Netflix está de volta aos negócios com Louis C
Poucas semanas depois de seu retorno como atração principal no Hollywood Bowl como parte do festival Netflix Is a Joke, o streamer lançou o novo stand-up especial do comediante, “Ridiculous”, na terça-feira. Se você espera que a “cultura do cancelamento” seja permanente, este seria um bom momento para reconsiderar.
Não estou aqui para litigar novamente a escolha de um comediante ou a decisão de uma empresa. Estou aqui para refletir sobre o que este momento revela sobre o sistema abaixo – um sistema que transforma o debate em conteúdo, a indignação em envolvimento e a cumplicidade moral num cálculo a ser mantido.
A palavra “cancelar” sempre exagera a finalidade do que realmente acontece. O que normalmente obtemos é um desvio: queixas, reações adversas, distanciamento corporativo, períodos de exílio e depois um regresso silencioso à medida que o ciclo de notícias se esgota na sua próxima dúzia de ultrajes. O exílio é real, mas a permanência não.

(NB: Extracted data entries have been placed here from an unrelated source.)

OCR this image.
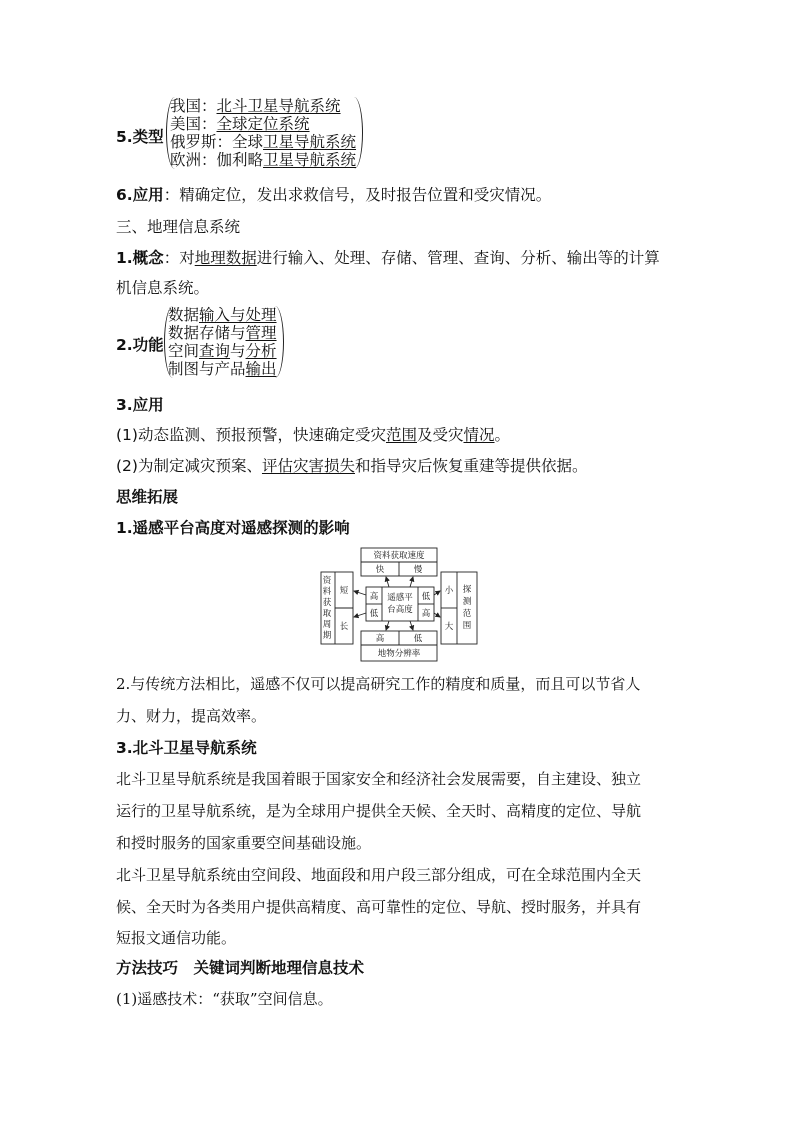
5.类型
我国：北斗卫星导航系统
美国：全球定位系统
俄罗斯：全球卫星导航系统
欧洲：伽利略卫星导航系统
6.应用：精确定位，发出求救信号，及时报告位置和受灾情况。
三、地理信息系统
1.概念：对地理数据进行输入、处理、存储、管理、查询、分析、输出等的计算
机信息系统。
2.功能
数据输入与处理
数据存储与管理
空间查询与分析
制图与产品输出
3.应用
(1)动态监测、预报预警，快速确定受灾范围及受灾情况。
(2)为制定减灾预案、评估灾害损失和指导灾后恢复重建等提供依据。
思维拓展
1.遥感平台高度对遥感探测的影响
资料获取速度
快	慢
高	低
地物分辨率
短
长
高
低
低
高
小
大
遥感平台高度
资料获取周期
探测范围
2.与传统方法相比，遥感不仅可以提高研究工作的精度和质量，而且可以节省人
力、财力，提高效率。
3.北斗卫星导航系统
北斗卫星导航系统是我国着眼于国家安全和经济社会发展需要，自主建设、独立
运行的卫星导航系统，是为全球用户提供全天候、全天时、高精度的定位、导航
和授时服务的国家重要空间基础设施。
北斗卫星导航系统由空间段、地面段和用户段三部分组成，可在全球范围内全天
候、全天时为各类用户提供高精度、高可靠性的定位、导航、授时服务，并具有
短报文通信功能。
方法技巧　关键词判断地理信息技术
(1)遥感技术：“获取”空间信息。
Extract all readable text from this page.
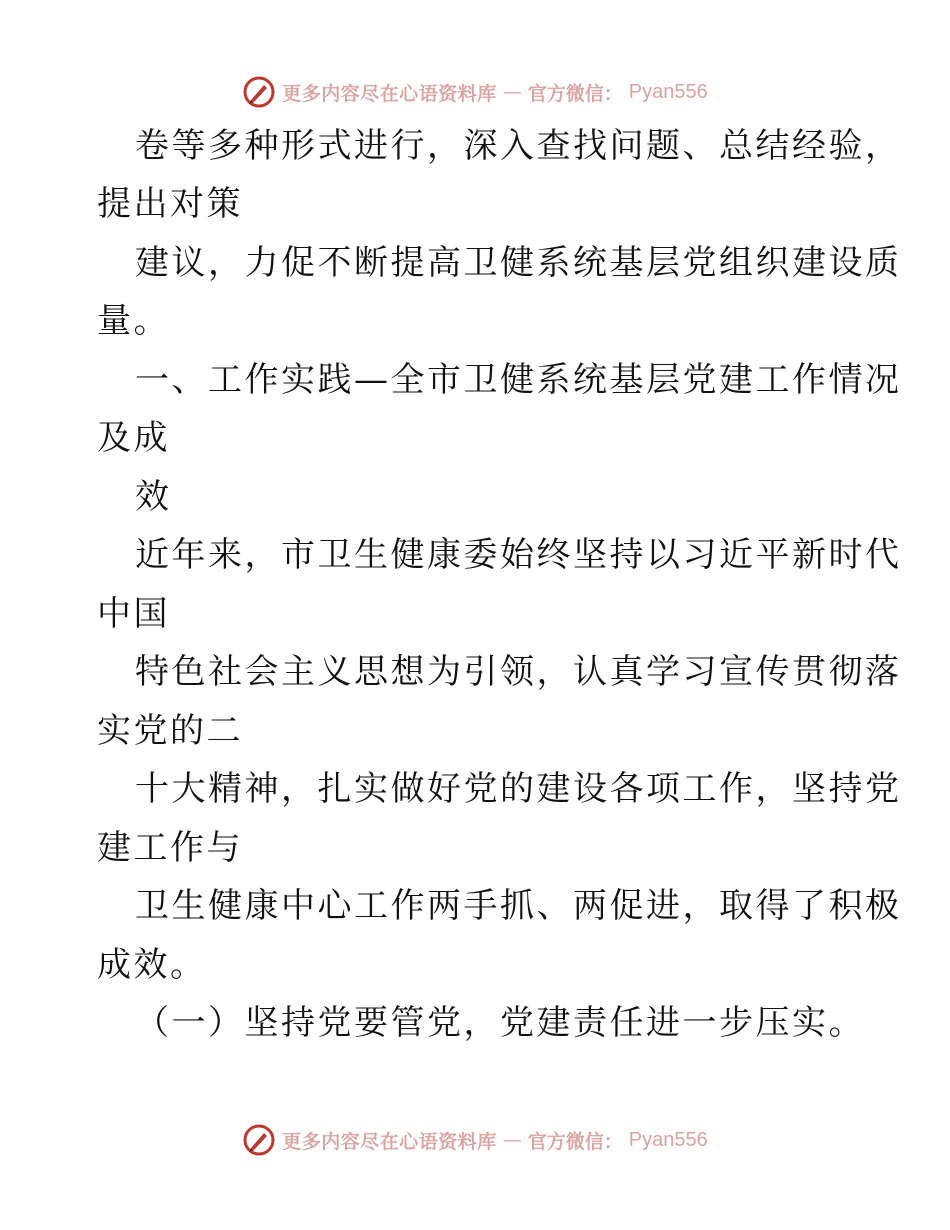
更多内容尽在心语资料库 — 官方微信： Pyan556
卷等多种形式进行，深入查找问题、总结经验，
提出对策
建议，力促不断提高卫健系统基层党组织建设质
量。
一、工作实践—全市卫健系统基层党建工作情况
及成
效
近年来，市卫生健康委始终坚持以习近平新时代
中国
特色社会主义思想为引领，认真学习宣传贯彻落
实党的二
十大精神，扎实做好党的建设各项工作，坚持党
建工作与
卫生健康中心工作两手抓、两促进，取得了积极
成效。
（一）坚持党要管党，党建责任进一步压实。
更多内容尽在心语资料库 — 官方微信： Pyan556
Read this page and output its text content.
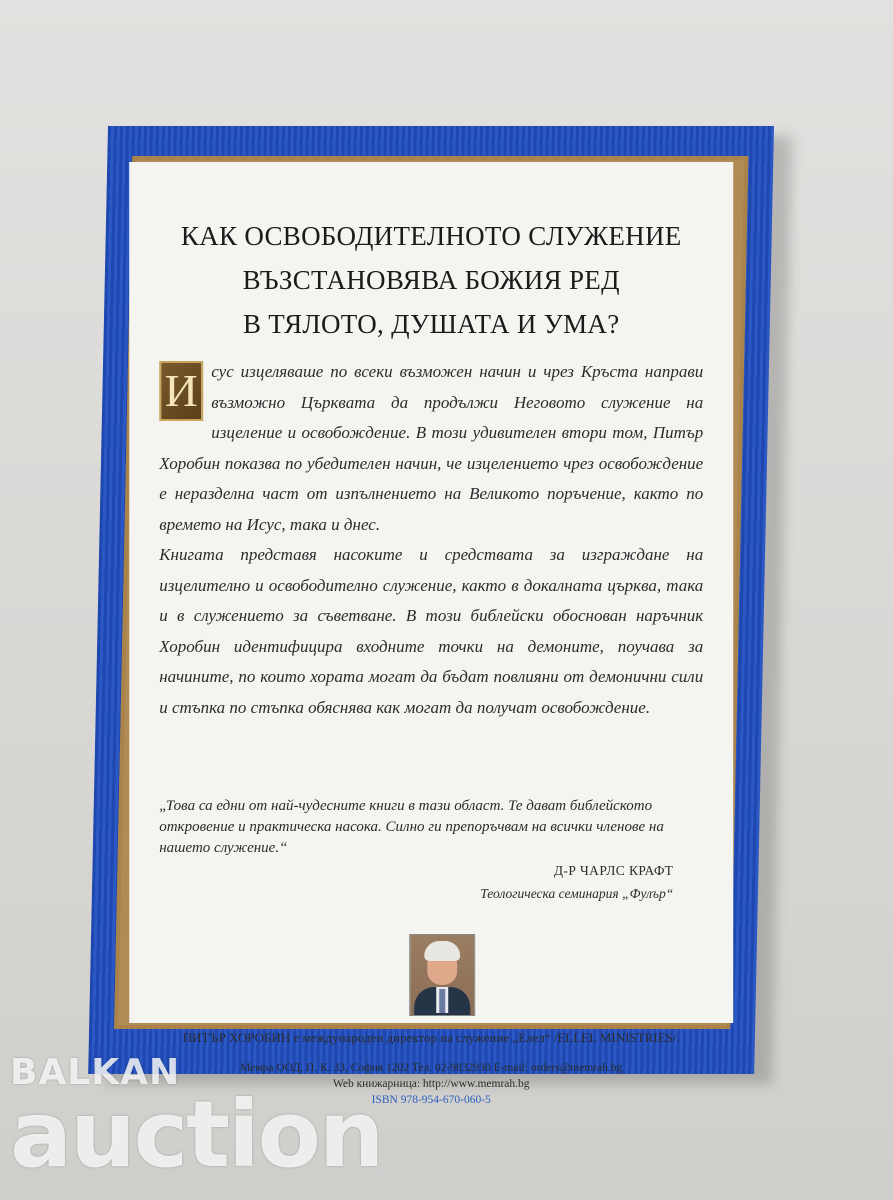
КАК ОСВОБОДИТЕЛНОТО СЛУЖЕНИЕ
ВЪЗСТАНОВЯВА БОЖИЯ РЕД
В ТЯЛОТО, ДУШАТА И УМА?

И сус изцеляваше по всеки възможен начин и чрез Кръста направи възможно Църквата да продължи Неговото служение на изцеление и освобождение. В този удивителен втори том, Питър Хоробин показва по убедителен начин, че изцелението чрез освобождение е неразделна част от изпълнението на Великото поръчение, както по времето на Исус, така и днес.

Книгата представя насоките и средствата за изграждане на изцелително и освободително служение, както в докалната църква, така и в служението за съветване. В този библейски обоснован наръчник Хоробин идентифицира входните точки на демоните, поучава за начините, по които хората могат да бъдат повлияни от демонични сили и стъпка по стъпка обяснява как могат да получат освобождение.

„Това са едни от най-чудесните книги в тази област. Те дават библейското откровение и практическа насока. Силно ги препоръчвам на всички членове на нашето служение.“
Д-Р ЧАРЛС КРАФТ
Теологическа семинария „Фулър“
ПИТЪР ХОРОБИН е международен директор на служение „Елел“ /ELLEL MINISTRIES/.
Мемра ООД, П. К. 33, София 1202 Тел. 02-9832930 E-mail: orders@memrah.bg
Web книжарница: http://www.memrah.bg
ISBN 978-954-670-060-5
BALKAN
auction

Na era do streaming, até o exílio encolheu. As plataformas não atuam como árbitros éticos. Eles atuam como sistemas de entrega que fazem diferentes perguntas: Existe demanda? O blowback é administrável? Conseguiremos absorver a controvérsia sem perder mais clientes do que ganhamos? Se a resposta a todas as três for sim, a reserva está concluída. A Netflix não escolheu o Hollywood Bowl por acidente.

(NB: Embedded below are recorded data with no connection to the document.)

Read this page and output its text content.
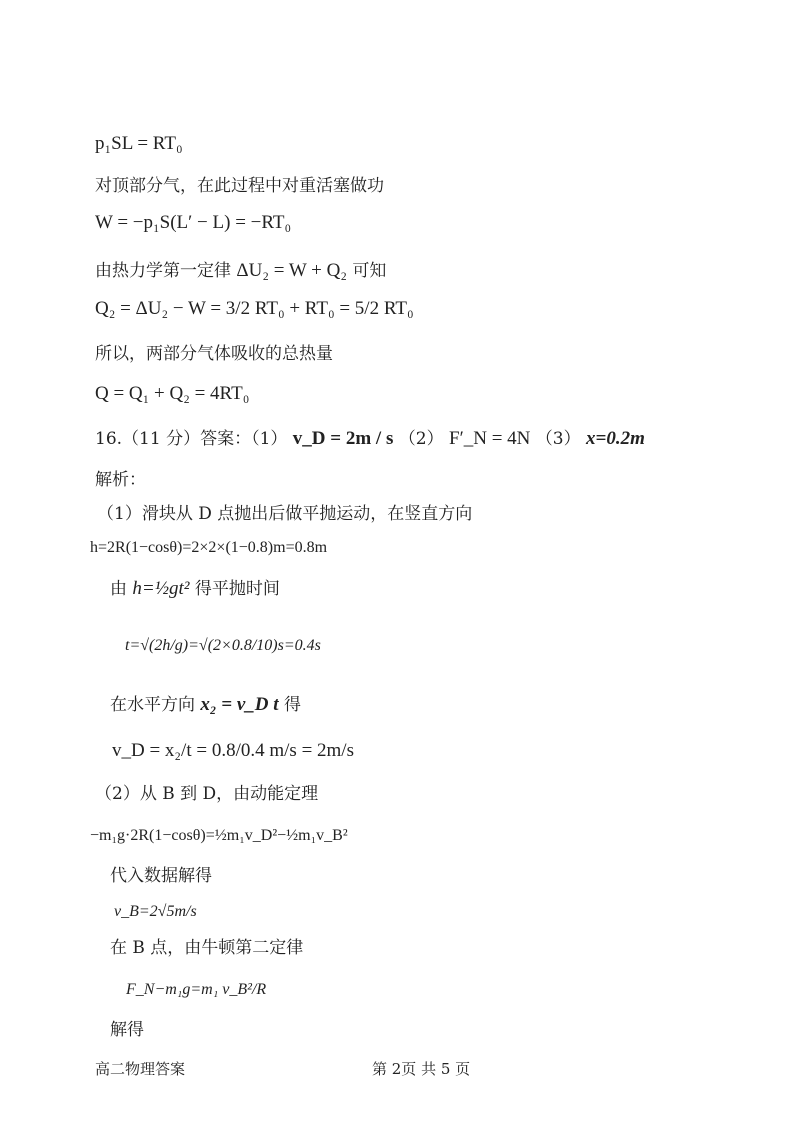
p₁SL = RT₀
对顶部分气，在此过程中对重活塞做功
W = −p₁S(L′ − L) = −RT₀
由热力学第一定律 ΔU₂ = W + Q₂ 可知
Q₂ = ΔU₂ − W = 3/2 RT₀ + RT₀ = 5/2 RT₀
所以，两部分气体吸收的总热量
Q = Q₁ + Q₂ = 4RT₀
16.（11 分）答案：（1） v_D = 2m / s （2） F′_N = 4N （3） x=0.2m
解析：
（1）滑块从 D 点抛出后做平抛运动，在竖直方向
h=2R(1−cosθ)=2×2×(1−0.8)m=0.8m
由 h=½gt² 得平抛时间
t=√(2h/g)=√(2×0.8/10)s=0.4s
在水平方向 x₂ = v_D t 得
v_D = x₂/t = 0.8/0.4 m/s = 2m/s
（2）从 B 到 D，由动能定理
−m₁g·2R(1−cosθ)=½m₁v_D²−½m₁v_B²
代入数据解得
v_B=2√5m/s
在 B 点，由牛顿第二定律
F_N−m₁g=m₁ v_B²/R
解得
高二物理答案	第 2页 共 5 页
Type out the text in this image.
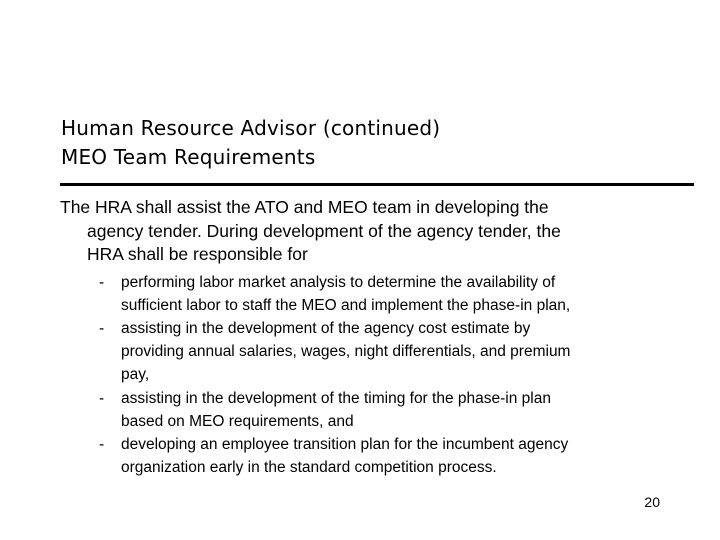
Human Resource Advisor (continued)
MEO Team Requirements

The HRA shall assist the ATO and MEO team in developing the
agency tender. During development of the agency tender, the
HRA shall be responsible for

- performing labor market analysis to determine the availability of
sufficient labor to staff the MEO and implement the phase-in plan,
- assisting in the development of the agency cost estimate by
providing annual salaries, wages, night differentials, and premium
pay,
- assisting in the development of the timing for the phase-in plan
based on MEO requirements, and
- developing an employee transition plan for the incumbent agency
organization early in the standard competition process.
20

É aqui que o debate sobre a cultura do cancelamento fala do passado. Um lado argumenta que as consequências são necessárias e fixas; Outros argumentam que a multidão foi longe demais. Ambos estão respondendo a algo real.
Mas ninguém está a lidar com uma verdade mais incómoda: as plataformas que lucram com estas controvérsias não têm incentivos para as resolver. A raiva é uma mercadoria. As resoluções são ruins para os negócios.

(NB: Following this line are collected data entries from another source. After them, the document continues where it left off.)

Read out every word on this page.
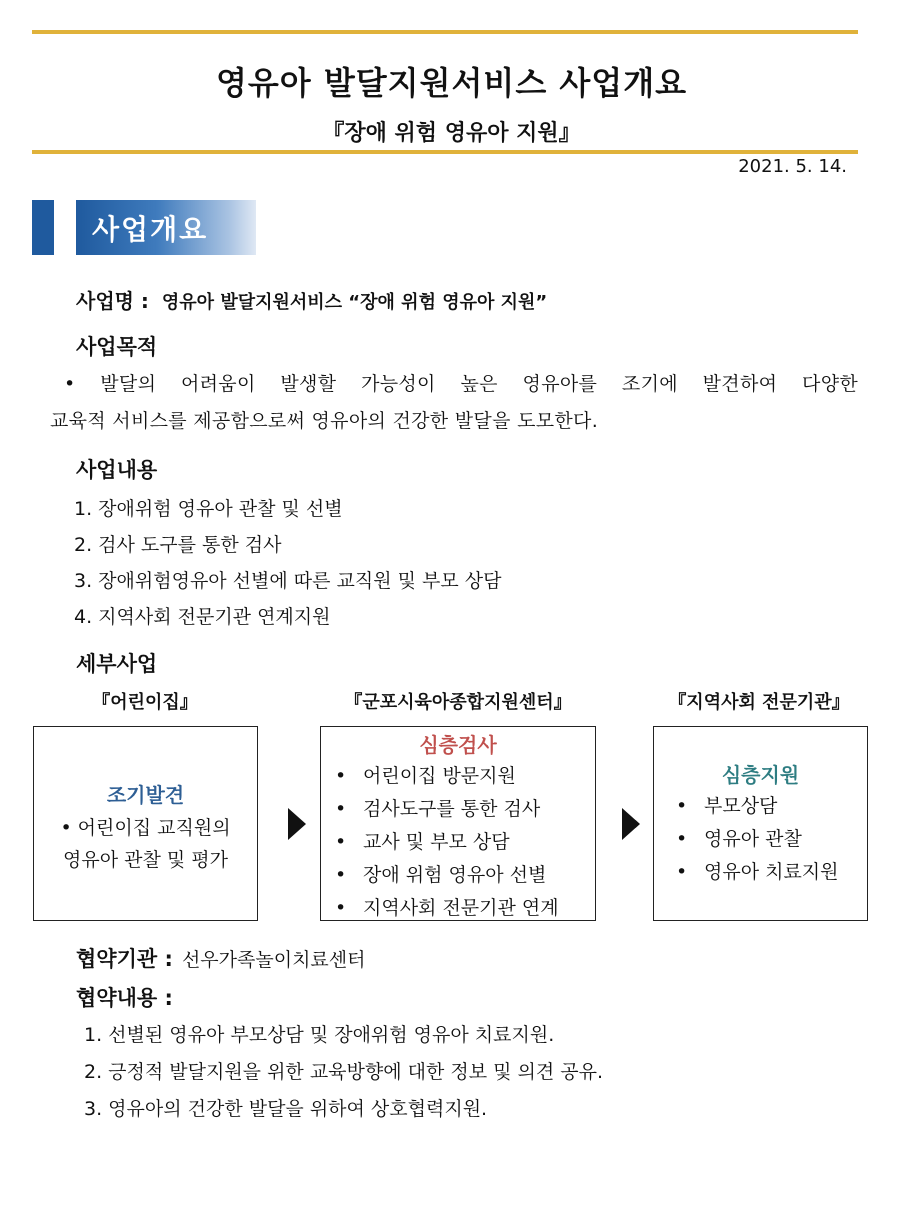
영유아 발달지원서비스 사업개요
『장애 위험 영유아 지원』
2021. 5. 14.
사업개요
사업명 : 영유아 발달지원서비스 “장애 위험 영유아 지원”
사업목적
• 발달의 어려움이 발생할 가능성이 높은 영유아를 조기에 발견하여 다양한
교육적 서비스를 제공함으로써 영유아의 건강한 발달을 도모한다.
사업내용
1. 장애위험 영유아 관찰 및 선별
2. 검사 도구를 통한 검사
3. 장애위험영유아 선별에 따른 교직원 및 부모 상담
4. 지역사회 전문기관 연계지원
세부사업
『어린이집』	『군포시육아종합지원센터』	『지역사회 전문기관』
조기발견
• 어린이집 교직원의
영유아 관찰 및 평가
심층검사
• 어린이집 방문지원
• 검사도구를 통한 검사
• 교사 및 부모 상담
• 장애 위험 영유아 선별
• 지역사회 전문기관 연계
심층지원
• 부모상담
• 영유아 관찰
• 영유아 치료지원
협약기관 : 선우가족놀이치료센터
협약내용 :
1. 선별된 영유아 부모상담 및 장애위험 영유아 치료지원.
2. 긍정적 발달지원을 위한 교육방향에 대한 정보 및 의견 공유.
3. 영유아의 건강한 발달을 위하여 상호협력지원.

O retorno de CK à Netflix não é prova de que a responsabilização falhou. É a prova de que a responsabilização nunca foi tarefa da plataforma. Foi nosso. Continuamos terceirizando isso para os cantos mais voláteis da Internet e depois nos perguntamos por que os resultados não pegam.
Os empilhamentos online são poderosos no curto prazo. O trabalho vai embora; Os projetos são descontinuados; As instituições são baleadas. Mas, como estratégia de longo prazo para a mudança de comportamento, os acúmulos quase sempre falham. É alimentado pela intensidade, não pela resistência. A multidão se dispersa e o algoritmo segue em frente. A pessoa que está no centro da tempestade, especialmente se tiver ventiladores, recursos ou rotas alternativas suficientes, continua trabalhando.
Então, o que poderia realmente ser melhor? Uma trégua, baseada não na responsabilização, mas na reflexão de tratar cada disputa como um apelo à guerra total.
Isso significa três coisas:
- Distinguir “discordo veementemente disso” de “esta pessoa deve ser destruída profissionalmente”. A crítica é saudável. Não destrua como padrão.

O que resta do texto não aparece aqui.